Erst Anfang der 70er-Jahre begann Herlinde Koelbl mit einer alten Agfa Silette zunächst ihre Kinder zu fotografieren. Keine üblichen Familienschnappschüsse, sie suchte nach Themen, einer eigenen Handschrift. Ab Mitte der 70er bot die Autodidaktin ihre Arbeiten großen Magazinen an, bekam die ersten Aufträge.

Koelbl steht nicht für die provokative Subkultur-Fotografie wie Jürgen Teller oder für Helmut Newtons distanzierten Glamour. Eine Verwandtschaft hat sie sicher zu Robert Lebeck, mit dem sie eine Vorliebe für Schwarz-Weiß teilt, oder zu Gabriele und Helmut Nothhelfer, den Dokumentaristen des deutschen Alltags.

Aber einer fotografischen "Schule" oder Richtung lässt sie sich nicht zuordnen. Natürlich orientiert sie sich. Sie kannte zum Beispiel Robert Mapplethorpes Männer-Akte. Aber als sie ihren eigenen Zyklus "Männer" plante, wollte sie kein vorgeprägtes ästhetisches Ideal wiedergeben, sondern wissen: Welches Verhältnis haben Männer überhaupt zu ihrem Körper - in verschiedenen Lebensaltern? Ähnlich bei ihrem Bildband "Starke Frauen": Da präsentieren selbstbewusste Rubens-Frauen ihre Rundungen in ihrer ganzen Lebenslust.

Koelbl sucht Menschen in allen Bereichen, sie erkundet systematisch ihre Hoffnungen, Freuden, ihre Laster, ihre Trauer, ihre Täuschungsmanöver. Sogar ihren Tod. "Sie ist die Feldforscherin unter den zeitgenössischen deutschen Fotografen", schreibt der Fotografie-Experte und Autor Hans-Michael Koetzle.

Mitte der 80er-Jahre erscheint im "Stern" ihre Bildstrecke "Feine Leute" - und Deutschlands Hummer-und-Häppchen-Schickeria sieht sich entsetzt selbst: Dekolletés, die aus zu engen Designerkleidern quellen; grabschende, brillantgezierte Greisenhände an Pobacken und am Bufett; gierig abschätzende Blicke auf die Konkurrenz.

Rechtliche Schritte waren zwecklos. "Das waren öffentliche Anlässe - Filmbälle, Chrysanthemenbälle, Festspieleröffnungen, Bayreuth-Eröffnungen und viele mehr, wo immer sehr viele Pressefotografen dabei sind", sagt Koelbl. "Da habe ich eben auch fotografiert." Nur war ihr Blick ein anderer: "Mir ging es nie darum, irgendjemanden bloßzustellen.
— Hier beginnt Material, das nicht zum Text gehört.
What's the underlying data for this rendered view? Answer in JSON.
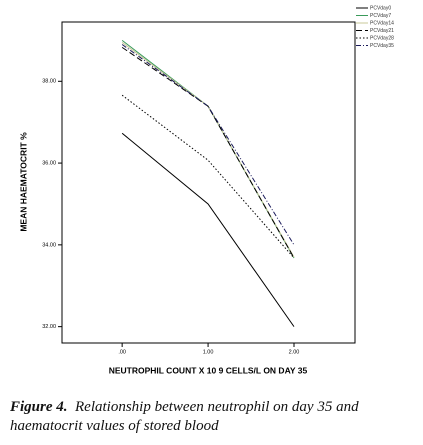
{
  "chart_data": {
    "type": "line",
    "x_label": "NEUTROPHIL COUNT X 10 9 CELLS/L ON DAY 35",
    "y_label": "MEAN HAEMATOCRIT %",
    "x": [
      0,
      1,
      2
    ],
    "xlim": [
      -0.7,
      2.71
    ],
    "xticks": [
      {
        "value": 0,
        "label": ".00"
      },
      {
        "value": 1,
        "label": "1.00"
      },
      {
        "value": 2,
        "label": "2.00"
      }
    ],
    "ylim": [
      31.6,
      39.45
    ],
    "yticks": [
      {
        "value": 32,
        "label": "32.00"
      },
      {
        "value": 34,
        "label": "34.00"
      },
      {
        "value": 36,
        "label": "36.00"
      },
      {
        "value": 38,
        "label": "38.00"
      }
    ],
    "series": [
      {
        "name": "PCVday0",
        "color": "#000000",
        "dash": "none",
        "values": [
          36.73,
          35.0,
          32.0
        ]
      },
      {
        "name": "PCVday7",
        "color": "#3a9a5a",
        "dash": "none",
        "values": [
          39.0,
          37.39,
          33.68
        ]
      },
      {
        "name": "PCVday14",
        "color": "#c8c89a",
        "dash": "none",
        "values": [
          38.95,
          37.39,
          33.7
        ]
      },
      {
        "name": "PCVday21",
        "color": "#000000",
        "dash": "6,3",
        "values": [
          38.83,
          37.39,
          33.68
        ]
      },
      {
        "name": "PCVday28",
        "color": "#000000",
        "dash": "1.5,2",
        "values": [
          37.66,
          36.07,
          33.68
        ]
      },
      {
        "name": "PCVday35",
        "color": "#1a1a5a",
        "dash": "5,2,1,2",
        "values": [
          38.9,
          37.39,
          34.0
        ]
      }
    ],
    "caption_label": "Figure 4.",
    "caption_text": "Relationship between neutrophil on day 35 and haematocrit values of stored blood"
  }
}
Ich wollte ein Porträt über eine bestimmte Gesellschaftsschicht machen. Das heißt, die Körpersprache, die Rituale, Begrüßungen und Verabschiedungen festzuhalten wie in einem Spiegel." Heute gilt "Feine Leute" als Klassiker der Society-Fotografie.

Wie intensiv und emphatisch sich Koelbl auf ihre Bild-Partner einlassen kann, wird in keinem anderen Projekt so deutlich wie in "Jüdische Porträts" (1989). Über fünf Jahre lang reiste sie zu Holocaust-Überlebenden nach Wien, Paris, Tel Aviv, New York, führte lange Gespräche mit ihnen. Ohne einen Auftrag, ohne finanzielle Absicherung, aber in der Überzeugung: Es bleibt nicht mehr viel Zeit, um die Geschichte dieser Menschen zu erfahren. Die Schriftstellerin Grete Weil etwa, der Futurologe Robert Jungk, der Regisseur George Tabori: In ihren Zügen, sagt Koelbl, "haben sich Lebensschicksale eingeprägt". Man sieht es den Gesichtern an, vor allem den Augen: Sie erzählen von einer tiefen, untröstlichen Traurigkeit.

In einer Zeit ausufernder, austauschbarer Handy-, Party- und Celebrity-Ablichtungen steht Herlinde Koelbl für das Prinzip der fotografischen Aufklärung. Längst ist ihr Name international bekannt, sie hatte Ausstellungen in großen Häusern überall auf der Welt. In ihren eigenen Augen war entscheidend für ihre Entwicklung, dass sie sich ihre Themen selbst suchen, ihrer Neugier folgen konnte. "Als die Fotografie mich gefunden hatte, habe ich ganz schnell gemerkt: Das ist genau das Richtige. Es war ein Angekommensein, eine Erfüllung", sagt sie. "Und ich empfinde es bis heute als Glück, dass ich die Fotografie mit ihrer ganzen Bandbreite habe und damit spielen kann.